Espécie símbolo da pesca esportiva e uma das mais valorizadas dos rios brasileiros volta a ter captura proibida devido ao risco de extinção; fiscalização já foi intensificada na bacia do Rio Paraná
A pesca do Pintado (Pseudoplatystoma corruscans), um dos peixes de água doce mais emblemáticos do Brasil, voltou a ser proibida em importantes rios da região Sudeste e Centro-Oeste. A medida, determinada pelo Ministério do Meio Ambiente e Mudança do Clima, atinge especialmente os rios que integram a bacia do Rio Paraná, incluindo o Rio Grande, um dos principais destinos da pesca esportiva paulista.
A decisão foi tomada após órgãos ambientais identificarem sinais de redução populacional da espécie em seu habitat natural, elevando o alerta sobre o risco de extinção. Segundo a Polícia Ambiental, a queda na frequência de registros do pintado está associada principalmente à pesca predatória e à pressão exercida sobre os estoques naturais ao longo dos últimos anos.

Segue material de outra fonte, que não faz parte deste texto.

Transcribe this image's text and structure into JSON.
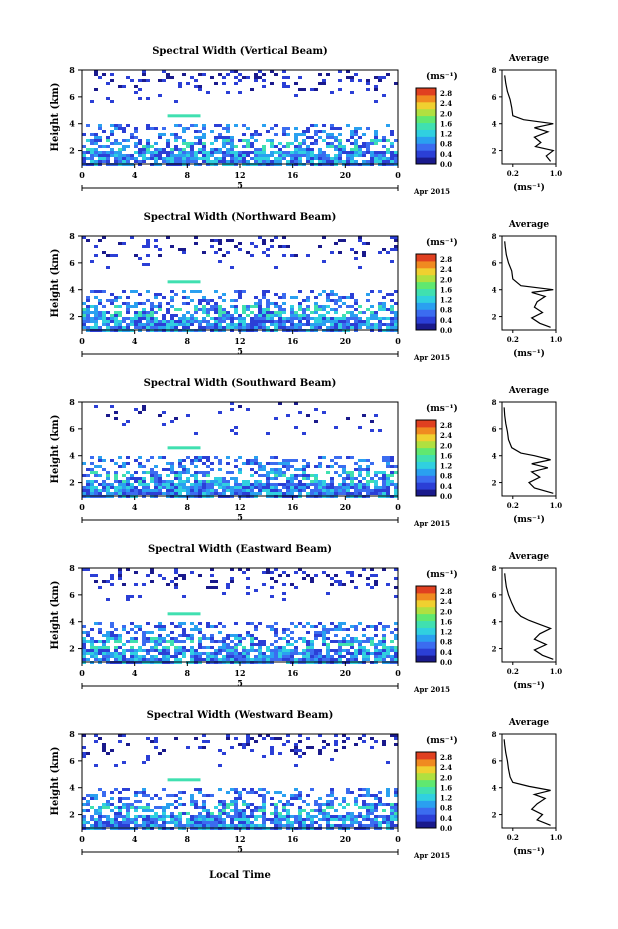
{
  "figure": {
    "xlabel": "Local Time",
    "date_label": "Apr 2015",
    "day_label": "5",
    "colorbar_unit": "(ms⁻¹)",
    "avg_title": "Average",
    "avg_xlabel": "(ms⁻¹)"
  },
  "chart_data": [
    {
      "type": "heatmap",
      "title": "Spectral Width (Vertical Beam)",
      "ylabel": "Height (km)",
      "x_ticks": [
        "0",
        "4",
        "8",
        "12",
        "16",
        "20",
        "0"
      ],
      "y_ticks": [
        "2",
        "4",
        "6",
        "8"
      ],
      "xlim": [
        0,
        24
      ],
      "ylim": [
        1,
        8
      ],
      "colorbar": {
        "ticks": [
          "0.0",
          "0.4",
          "0.8",
          "1.2",
          "1.6",
          "2.0",
          "2.4",
          "2.8"
        ],
        "range": [
          0,
          3.0
        ]
      },
      "average": {
        "type": "line",
        "xlim": [
          0,
          1.0
        ],
        "x_ticks": [
          "0.2",
          "1.0"
        ],
        "y_ticks": [
          "2",
          "4",
          "6",
          "8"
        ],
        "profile": [
          [
            1.2,
            0.9
          ],
          [
            1.6,
            0.82
          ],
          [
            2.0,
            0.95
          ],
          [
            2.3,
            0.62
          ],
          [
            2.6,
            0.72
          ],
          [
            3.0,
            0.6
          ],
          [
            3.4,
            0.85
          ],
          [
            3.7,
            0.6
          ],
          [
            4.0,
            0.95
          ],
          [
            4.3,
            0.4
          ],
          [
            4.6,
            0.2
          ],
          [
            5.2,
            0.18
          ],
          [
            5.8,
            0.15
          ],
          [
            6.4,
            0.1
          ],
          [
            7.0,
            0.07
          ],
          [
            7.6,
            0.05
          ]
        ]
      }
    },
    {
      "type": "heatmap",
      "title": "Spectral Width (Northward Beam)",
      "ylabel": "Height (km)",
      "x_ticks": [
        "0",
        "4",
        "8",
        "12",
        "16",
        "20",
        "0"
      ],
      "y_ticks": [
        "2",
        "4",
        "6",
        "8"
      ],
      "xlim": [
        0,
        24
      ],
      "ylim": [
        1,
        8
      ],
      "colorbar": {
        "ticks": [
          "0.0",
          "0.4",
          "0.8",
          "1.2",
          "1.6",
          "2.0",
          "2.4",
          "2.8"
        ],
        "range": [
          0,
          3.0
        ]
      },
      "average": {
        "type": "line",
        "xlim": [
          0,
          1.0
        ],
        "x_ticks": [
          "0.2",
          "1.0"
        ],
        "y_ticks": [
          "2",
          "4",
          "6",
          "8"
        ],
        "profile": [
          [
            1.2,
            0.9
          ],
          [
            1.5,
            0.7
          ],
          [
            1.9,
            0.55
          ],
          [
            2.3,
            0.75
          ],
          [
            2.7,
            0.6
          ],
          [
            3.1,
            0.65
          ],
          [
            3.5,
            0.8
          ],
          [
            3.8,
            0.55
          ],
          [
            4.0,
            0.95
          ],
          [
            4.3,
            0.35
          ],
          [
            4.8,
            0.2
          ],
          [
            5.4,
            0.18
          ],
          [
            6.0,
            0.12
          ],
          [
            6.6,
            0.08
          ],
          [
            7.2,
            0.06
          ],
          [
            7.6,
            0.05
          ]
        ]
      }
    },
    {
      "type": "heatmap",
      "title": "Spectral Width (Southward Beam)",
      "ylabel": "Height (km)",
      "x_ticks": [
        "0",
        "4",
        "8",
        "12",
        "16",
        "20",
        "0"
      ],
      "y_ticks": [
        "2",
        "4",
        "6",
        "8"
      ],
      "xlim": [
        0,
        24
      ],
      "ylim": [
        1,
        8
      ],
      "colorbar": {
        "ticks": [
          "0.0",
          "0.4",
          "0.8",
          "1.2",
          "1.6",
          "2.0",
          "2.4",
          "2.8"
        ],
        "range": [
          0,
          3.0
        ]
      },
      "average": {
        "type": "line",
        "xlim": [
          0,
          1.0
        ],
        "x_ticks": [
          "0.2",
          "1.0"
        ],
        "y_ticks": [
          "2",
          "4",
          "6",
          "8"
        ],
        "profile": [
          [
            1.2,
            0.95
          ],
          [
            1.6,
            0.6
          ],
          [
            2.0,
            0.5
          ],
          [
            2.4,
            0.7
          ],
          [
            2.8,
            0.55
          ],
          [
            3.1,
            0.85
          ],
          [
            3.4,
            0.55
          ],
          [
            3.7,
            0.9
          ],
          [
            4.0,
            0.6
          ],
          [
            4.2,
            0.35
          ],
          [
            4.6,
            0.18
          ],
          [
            5.2,
            0.12
          ],
          [
            5.8,
            0.1
          ],
          [
            6.4,
            0.07
          ],
          [
            7.0,
            0.05
          ],
          [
            7.6,
            0.04
          ]
        ]
      }
    },
    {
      "type": "heatmap",
      "title": "Spectral Width (Eastward Beam)",
      "ylabel": "Height (km)",
      "x_ticks": [
        "0",
        "4",
        "8",
        "12",
        "16",
        "20",
        "0"
      ],
      "y_ticks": [
        "2",
        "4",
        "6",
        "8"
      ],
      "xlim": [
        0,
        24
      ],
      "ylim": [
        1,
        8
      ],
      "colorbar": {
        "ticks": [
          "0.0",
          "0.4",
          "0.8",
          "1.2",
          "1.6",
          "2.0",
          "2.4",
          "2.8"
        ],
        "range": [
          0,
          3.0
        ]
      },
      "average": {
        "type": "line",
        "xlim": [
          0,
          1.0
        ],
        "x_ticks": [
          "0.2",
          "1.0"
        ],
        "y_ticks": [
          "2",
          "4",
          "6",
          "8"
        ],
        "profile": [
          [
            1.2,
            0.95
          ],
          [
            1.5,
            0.75
          ],
          [
            1.9,
            0.6
          ],
          [
            2.3,
            0.82
          ],
          [
            2.7,
            0.6
          ],
          [
            3.1,
            0.7
          ],
          [
            3.5,
            0.9
          ],
          [
            3.8,
            0.7
          ],
          [
            4.1,
            0.5
          ],
          [
            4.4,
            0.35
          ],
          [
            4.8,
            0.25
          ],
          [
            5.4,
            0.18
          ],
          [
            6.0,
            0.12
          ],
          [
            6.6,
            0.08
          ],
          [
            7.2,
            0.06
          ],
          [
            7.6,
            0.05
          ]
        ]
      }
    },
    {
      "type": "heatmap",
      "title": "Spectral Width (Westward Beam)",
      "ylabel": "Height (km)",
      "x_ticks": [
        "0",
        "4",
        "8",
        "12",
        "16",
        "20",
        "0"
      ],
      "y_ticks": [
        "2",
        "4",
        "6",
        "8"
      ],
      "xlim": [
        0,
        24
      ],
      "ylim": [
        1,
        8
      ],
      "colorbar": {
        "ticks": [
          "0.0",
          "0.4",
          "0.8",
          "1.2",
          "1.6",
          "2.0",
          "2.4",
          "2.8"
        ],
        "range": [
          0,
          3.0
        ]
      },
      "average": {
        "type": "line",
        "xlim": [
          0,
          1.0
        ],
        "x_ticks": [
          "0.2",
          "1.0"
        ],
        "y_ticks": [
          "2",
          "4",
          "6",
          "8"
        ],
        "profile": [
          [
            1.2,
            0.9
          ],
          [
            1.6,
            0.65
          ],
          [
            2.0,
            0.75
          ],
          [
            2.4,
            0.55
          ],
          [
            2.8,
            0.65
          ],
          [
            3.2,
            0.8
          ],
          [
            3.5,
            0.6
          ],
          [
            3.8,
            0.9
          ],
          [
            4.1,
            0.5
          ],
          [
            4.4,
            0.2
          ],
          [
            4.8,
            0.15
          ],
          [
            5.4,
            0.12
          ],
          [
            6.0,
            0.1
          ],
          [
            6.6,
            0.07
          ],
          [
            7.2,
            0.05
          ],
          [
            7.6,
            0.04
          ]
        ]
      }
    }
  ],
  "colormap": [
    "#1a1a8c",
    "#2b3fd6",
    "#3b6cf0",
    "#2aa0f0",
    "#30d0e0",
    "#40e0b0",
    "#60e870",
    "#b0e040",
    "#f0d030",
    "#f08a20",
    "#e04020"
  ]
}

Com a nova determinação, ficam proibidos não apenas a captura, mas também o transporte, armazenamento, beneficiamento e comercialização de exemplares retirados da natureza. A restrição vale para toda a bacia do Rio Paraná, alcançando rios como o Paraná, Grande, Paranaíba e diversos afluentes onde a espécie ocorre naturalmente.
A orientação das autoridades é que pescadores profissionais e amadores devolvam imediatamente ao rio qualquer exemplar capturado acidentalmente, mantendo o peixe vivo. Equipes da Polícia Ambiental já intensificaram as fiscalizações em áreas conhecidas pela prática da pesca esportiva e comercial. O descumprimento da norma pode resultar em multas e responsabilização criminal por crime ambiental.
Exceção continua valendo para a aquicultura
A proibição não se aplica aos exemplares produzidos em criadouros e empreendimentos de aquicultura devidamente licenciados. Dessa forma, a produção em cativeiro e a comercialização desses peixes permanecem autorizadas, desde que atendam às exigências legais e ambientais vigentes.
Por que o pintado é tão importante?
Nativo da bacia do Rio Paraná, o pintado é considerado um dos peixes de água doce mais valorizados do país. Conhecido pelo porte avantajado, pela força durante a captura e pela qualidade da carne, tornou-se um símbolo da pesca esportiva brasileira e uma espécie de grande relevância econômica para comunidades ribeirinhas, pousadas de pesca e o turismo ligado aos rios.
Além do valor comercial, o pintado desempenha papel fundamental no equilíbrio ecológico dos ambientes aquáticos. Como predador de topo na cadeia alimentar, ajuda a controlar populações de outras espécies e contribui para a manutenção da biodiversidade dos rios da bacia do Paraná.
Preservação para evitar o desaparecimento da espécie
Especialistas alertam que a recuperação de grandes peixes migratórios depende de medidas rígidas de conservação. A sobrepesca, a degradação dos habitats, os barramentos de rios e a redução das áreas naturais de reprodução têm pressionado diversas espécies nativas brasileiras.
A nova proibição busca justamente permitir a recuperação dos estoques naturais do pintado antes que a situação se torne irreversível. Casos semelhantes em outras espécies demonstram que ações preventivas costumam ser mais eficazes e menos custosas do que tentar recuperar populações já colapsadas.
Embora a medida gere impacto imediato para parte dos pescadores, ambientalistas e órgãos de fiscalização defendem que a proteção do pintado é essencial para garantir que futuras gerações continuem encontrando nos rios brasileiros um dos peixes mais admirados e importantes da fauna aquática nacional.